Neben individueller Hilfe muss es auch um Schmerzensgeld für die Verbrechen der Täter und ihrer Mithelfer gehen. Seit 2019 liegt ein Konzept für eine echte Entschädigung der Opfer der katholischen Kirche auf dem Tisch. Es wurde von Expertinnen und Betroffenenvertretern gemeinsam entwickelt, den Bischöfen vorgestellt und dann von diesen als zu teuer beiseite gewischt. Stattdessen setzte man weiter auf »Anerkennungszahlungen«, die aber intransparent und willkürlich sind. Die zugrundeliegenden Verfahren sind retraumatisierend, die schlussendlich zugestandenen Summen enttäuschend. Will man die Opfer wirklich zu einem unsicheren und langwierigen Klageweg zwingen? Oder spielt die Kirche einfach auf Zeit?

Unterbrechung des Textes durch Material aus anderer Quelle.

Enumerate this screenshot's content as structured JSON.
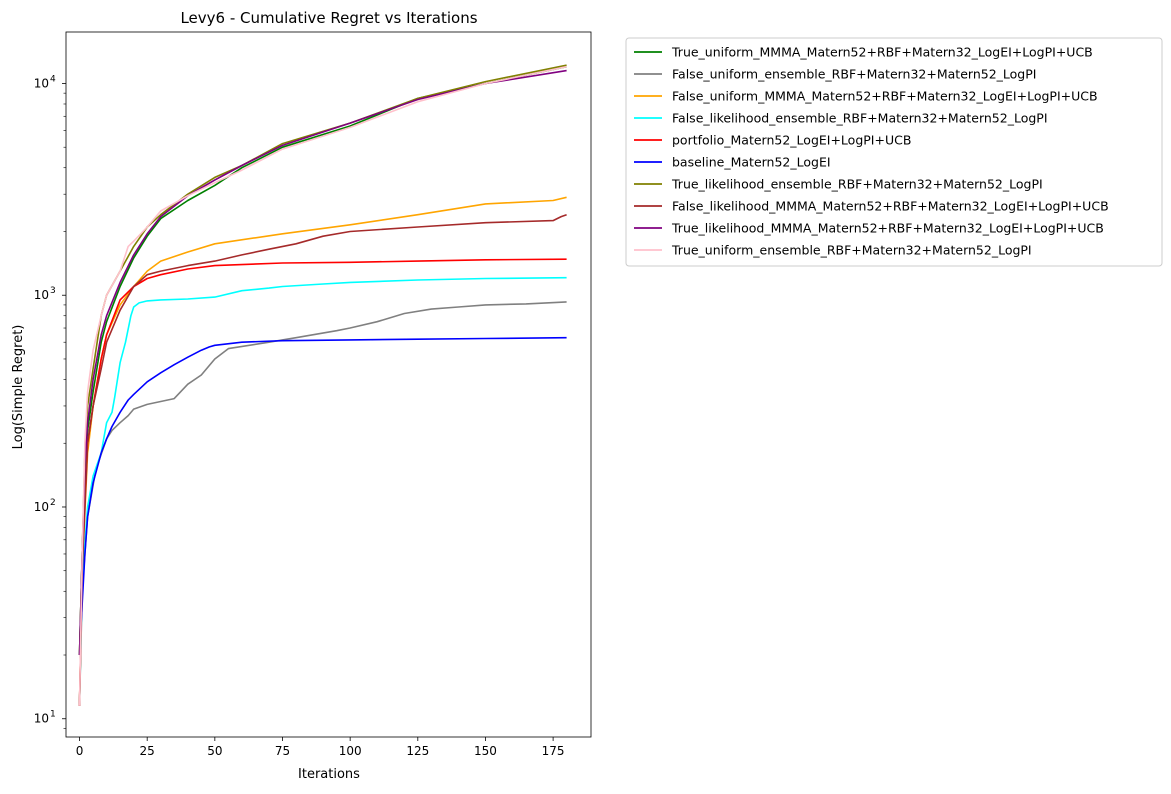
{
  "chart_data": {
    "type": "line",
    "title": "Levy6 - Cumulative Regret vs Iterations",
    "xlabel": "Iterations",
    "ylabel": "Log(Simple Regret)",
    "yscale": "log",
    "xlim": [
      -5,
      189
    ],
    "ylim": [
      8.2,
      17500
    ],
    "xticks": [
      0,
      25,
      50,
      75,
      100,
      125,
      150,
      175
    ],
    "xtick_labels": [
      "0",
      "25",
      "50",
      "75",
      "100",
      "125",
      "150",
      "175"
    ],
    "yticks": [
      10,
      100,
      1000,
      10000
    ],
    "ytick_labels": [
      "10",
      "10",
      "10",
      "10"
    ],
    "ytick_exponents": [
      "1",
      "2",
      "3",
      "4"
    ],
    "grid": false,
    "legend_position": "outside-upper-right",
    "series": [
      {
        "name": "True_uniform_MMMA_Matern52+RBF+Matern32_LogEI+LogPI+UCB",
        "color": "#008000",
        "x": [
          0,
          1,
          2,
          3,
          5,
          8,
          10,
          15,
          20,
          25,
          30,
          40,
          50,
          60,
          75,
          100,
          125,
          150,
          180
        ],
        "y": [
          20,
          60,
          150,
          230,
          350,
          600,
          750,
          1100,
          1500,
          1900,
          2300,
          2800,
          3300,
          4000,
          5000,
          6300,
          8500,
          10000,
          12000
        ]
      },
      {
        "name": "False_uniform_ensemble_RBF+Matern32+Matern52_LogPI",
        "color": "#808080",
        "x": [
          0,
          1,
          3,
          6,
          10,
          12,
          15,
          18,
          20,
          25,
          30,
          35,
          40,
          45,
          50,
          55,
          70,
          80,
          95,
          100,
          110,
          120,
          130,
          140,
          150,
          165,
          180
        ],
        "y": [
          11.5,
          40,
          90,
          150,
          210,
          230,
          250,
          270,
          290,
          305,
          315,
          325,
          380,
          420,
          500,
          560,
          600,
          630,
          680,
          700,
          750,
          820,
          860,
          880,
          900,
          910,
          930
        ]
      },
      {
        "name": "False_uniform_MMMA_Matern52+RBF+Matern32_LogEI+LogPI+UCB",
        "color": "#FFA500",
        "x": [
          0,
          1,
          3,
          5,
          8,
          10,
          15,
          20,
          25,
          30,
          40,
          50,
          75,
          100,
          125,
          150,
          175,
          180
        ],
        "y": [
          11.5,
          50,
          180,
          300,
          500,
          650,
          900,
          1100,
          1300,
          1450,
          1600,
          1750,
          1950,
          2150,
          2400,
          2700,
          2800,
          2900
        ]
      },
      {
        "name": "False_likelihood_ensemble_RBF+Matern32+Matern52_LogPI",
        "color": "#00FFFF",
        "x": [
          0,
          1,
          3,
          5,
          8,
          10,
          12,
          13,
          15,
          17,
          19,
          20,
          22,
          25,
          30,
          40,
          50,
          60,
          70,
          75,
          90,
          100,
          125,
          150,
          180
        ],
        "y": [
          11.5,
          45,
          100,
          140,
          180,
          250,
          280,
          330,
          480,
          600,
          800,
          880,
          920,
          940,
          950,
          960,
          980,
          1050,
          1080,
          1100,
          1130,
          1150,
          1180,
          1200,
          1210
        ]
      },
      {
        "name": "portfolio_Matern52_LogEI+LogPI+UCB",
        "color": "#FF0000",
        "x": [
          0,
          1,
          3,
          5,
          8,
          10,
          15,
          20,
          25,
          30,
          40,
          50,
          75,
          100,
          125,
          150,
          180
        ],
        "y": [
          11.5,
          55,
          200,
          300,
          500,
          650,
          950,
          1100,
          1200,
          1250,
          1330,
          1380,
          1420,
          1430,
          1450,
          1470,
          1480
        ]
      },
      {
        "name": "baseline_Matern52_LogEI",
        "color": "#0000FF",
        "x": [
          0,
          1,
          2,
          3,
          5,
          8,
          10,
          12,
          15,
          18,
          20,
          25,
          30,
          35,
          40,
          45,
          48,
          50,
          60,
          75,
          100,
          125,
          150,
          180
        ],
        "y": [
          20,
          35,
          60,
          90,
          130,
          180,
          210,
          240,
          280,
          320,
          340,
          390,
          430,
          470,
          510,
          550,
          570,
          580,
          600,
          610,
          615,
          620,
          625,
          630
        ]
      },
      {
        "name": "True_likelihood_ensemble_RBF+Matern32+Matern52_LogPI",
        "color": "#808000",
        "x": [
          0,
          1,
          2,
          3,
          5,
          8,
          10,
          15,
          20,
          25,
          30,
          40,
          50,
          60,
          75,
          100,
          125,
          150,
          180
        ],
        "y": [
          20,
          60,
          180,
          300,
          450,
          800,
          1000,
          1300,
          1700,
          2100,
          2400,
          3000,
          3600,
          4100,
          5200,
          6500,
          8500,
          10200,
          12200
        ]
      },
      {
        "name": "False_likelihood_MMMA_Matern52+RBF+Matern32_LogEI+LogPI+UCB",
        "color": "#A52A2A",
        "x": [
          0,
          1,
          3,
          5,
          8,
          10,
          15,
          20,
          25,
          30,
          40,
          50,
          60,
          70,
          80,
          90,
          100,
          125,
          150,
          175,
          178,
          180
        ],
        "y": [
          11.5,
          50,
          200,
          300,
          450,
          600,
          850,
          1100,
          1250,
          1300,
          1380,
          1450,
          1550,
          1650,
          1750,
          1900,
          2000,
          2100,
          2200,
          2250,
          2350,
          2400
        ]
      },
      {
        "name": "True_likelihood_MMMA_Matern52+RBF+Matern32_LogEI+LogPI+UCB",
        "color": "#800080",
        "x": [
          0,
          1,
          2,
          3,
          5,
          8,
          10,
          15,
          20,
          25,
          30,
          40,
          50,
          60,
          75,
          100,
          125,
          150,
          180
        ],
        "y": [
          20,
          60,
          160,
          250,
          400,
          650,
          800,
          1150,
          1550,
          1950,
          2350,
          2950,
          3500,
          4100,
          5100,
          6500,
          8400,
          10000,
          11500
        ]
      },
      {
        "name": "True_uniform_ensemble_RBF+Matern32+Matern52_LogPI",
        "color": "#FFC0CB",
        "x": [
          0,
          1,
          2,
          3,
          5,
          8,
          10,
          15,
          18,
          20,
          25,
          30,
          40,
          50,
          60,
          75,
          100,
          125,
          150,
          180
        ],
        "y": [
          11.5,
          60,
          200,
          350,
          550,
          800,
          1000,
          1300,
          1700,
          1800,
          2100,
          2500,
          2950,
          3400,
          3900,
          4900,
          6200,
          8200,
          10000,
          12000
        ]
      }
    ]
  }
}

Der Fisch stinkt vom Kopf - In der katholischen Kirche hatte Täterschutz und Schutz der Institution immer höchste Priorität

Wir brauchen daher einen Runden Tisch von Laienkatholiken und Bistumsvertretern mit Betroffenenvereinen und -vertretern, um auf der Grundlage des Vorschlags von 2019 über ein Konzept der Entschädigung zu verhandeln. An die Politik appelliere ich, einen solchen Runden Tisch anzustoßen und zu moderieren.

»Es reicht!«, haben viele Katholiken und Katholikinnen am vergangenen Donnerstag bei der Vorstellung des Missbrauchsgutachtens gedacht. Den Opfern reicht es schon lange. Deshalb: Jetzt ist der Moment für Hilfe und Entschädigung.